It’s late-October. Our front door has not been operable in three weeks. After special ordering a $400 lock set (hardware not included) and gathering up all the other materials (more money), it took and extra week to coordinate the guy to fix it. The job, according to Jamal, was to be completed in one day. Which even I knew enough to declare would be a two day job. So we are on day six, eight if you count the weekend. I’m tired of the noise, the disruption, the dust, the smell, etc.

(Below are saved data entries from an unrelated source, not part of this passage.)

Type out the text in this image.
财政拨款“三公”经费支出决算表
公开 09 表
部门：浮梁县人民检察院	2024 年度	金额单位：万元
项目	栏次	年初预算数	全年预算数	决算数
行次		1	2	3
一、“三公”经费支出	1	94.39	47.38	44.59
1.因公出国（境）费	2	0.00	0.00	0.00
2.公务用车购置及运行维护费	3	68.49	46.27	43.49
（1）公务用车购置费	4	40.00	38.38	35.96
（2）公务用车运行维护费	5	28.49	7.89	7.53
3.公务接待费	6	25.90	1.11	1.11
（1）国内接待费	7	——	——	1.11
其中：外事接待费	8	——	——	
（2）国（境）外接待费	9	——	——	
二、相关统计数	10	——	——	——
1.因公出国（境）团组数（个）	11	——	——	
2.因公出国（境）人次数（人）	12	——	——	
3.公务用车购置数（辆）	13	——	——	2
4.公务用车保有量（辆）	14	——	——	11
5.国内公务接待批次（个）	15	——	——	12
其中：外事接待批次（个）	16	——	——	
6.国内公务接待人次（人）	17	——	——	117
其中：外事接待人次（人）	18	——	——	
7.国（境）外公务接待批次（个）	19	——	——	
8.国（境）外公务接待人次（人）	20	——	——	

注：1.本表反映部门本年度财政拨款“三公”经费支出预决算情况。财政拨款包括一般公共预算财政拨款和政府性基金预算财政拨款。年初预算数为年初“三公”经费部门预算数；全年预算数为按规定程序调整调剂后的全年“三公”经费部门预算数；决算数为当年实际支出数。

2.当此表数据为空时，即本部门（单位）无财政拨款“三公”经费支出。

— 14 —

I don’t handle sheer chaos well. Just when I thought I couldn’t handle one more thing, the kids have discovered how to work the CD player attached to the alarm clock. At the moment, we are cycling through last year’s kindergarten’s choices of favorite Christmas tunes. I have some overzealous room mom to thank for endless playing of “I want a hippopotamus for Christmas” (Madie’s pick) and “Feliz Navidad” (feel sorry for the mother whose kid picked that one). Between happy choruses, things are punctuated with hammering and the alarm chiming insistently as the guy tries to get it all lined up. Not to mention I keep yelling over it all- shooing the kids away from the construction worker as their endless list of questions and “show and tell” is dragging out the whole process. “What’s that?” “Why are you doing that?” “Want to see my new tinker toy scraper with wheels?”
I’d also like to thank the school for this special day off where I’ve been forced to arrange play dates for the kids (at our house since the door still needs to stay open to dry and to air out the house). At 10:30am our household child population will double from two to four. At 10:30am my sanity will be drained at an even faster rate. I had planned that today- after a week of forced vacation from the gym (thanks to Jamal and his inability to work when he said he would); that I’d have this morning to exercise and then be able to cope with the play friends. That is not the case. As it stands, the door guy is still hammering away and its 9:37am. Unless I have a time machine, it isn’t happening. The kids aren’t here yet and I’m already counting down the time until 1pm when the kids get picked up.
Apparently, my inability to deal with chaos has spread to my children. Or at least to Wilson. With the added excitement of the overly chatty lawn guy’s arrival, the noise level is going up as quickly as this day is going down hill. Wilson is falling apart crying for no apparent reason and needs me to sit and hold him about every four seconds. Madie, unfazed as per usual, is literally jumping over and around him. I feel like Steve Martin in that scene from “Parenthood” where his kids are destroying the Christmas pageant and everyone is laughing around him. I feel dizzy and sick with all the chaos….maybe it’s just all the paint fumes.
Ahh, and the latest musical Christmas pick; “Peace on Earth”. Sure. Wait…oh, that’s more like my children; they declared “Peace on Earth” was too “boring” and now it’s blaring “Yankee Doodle”. Is it 5 yet?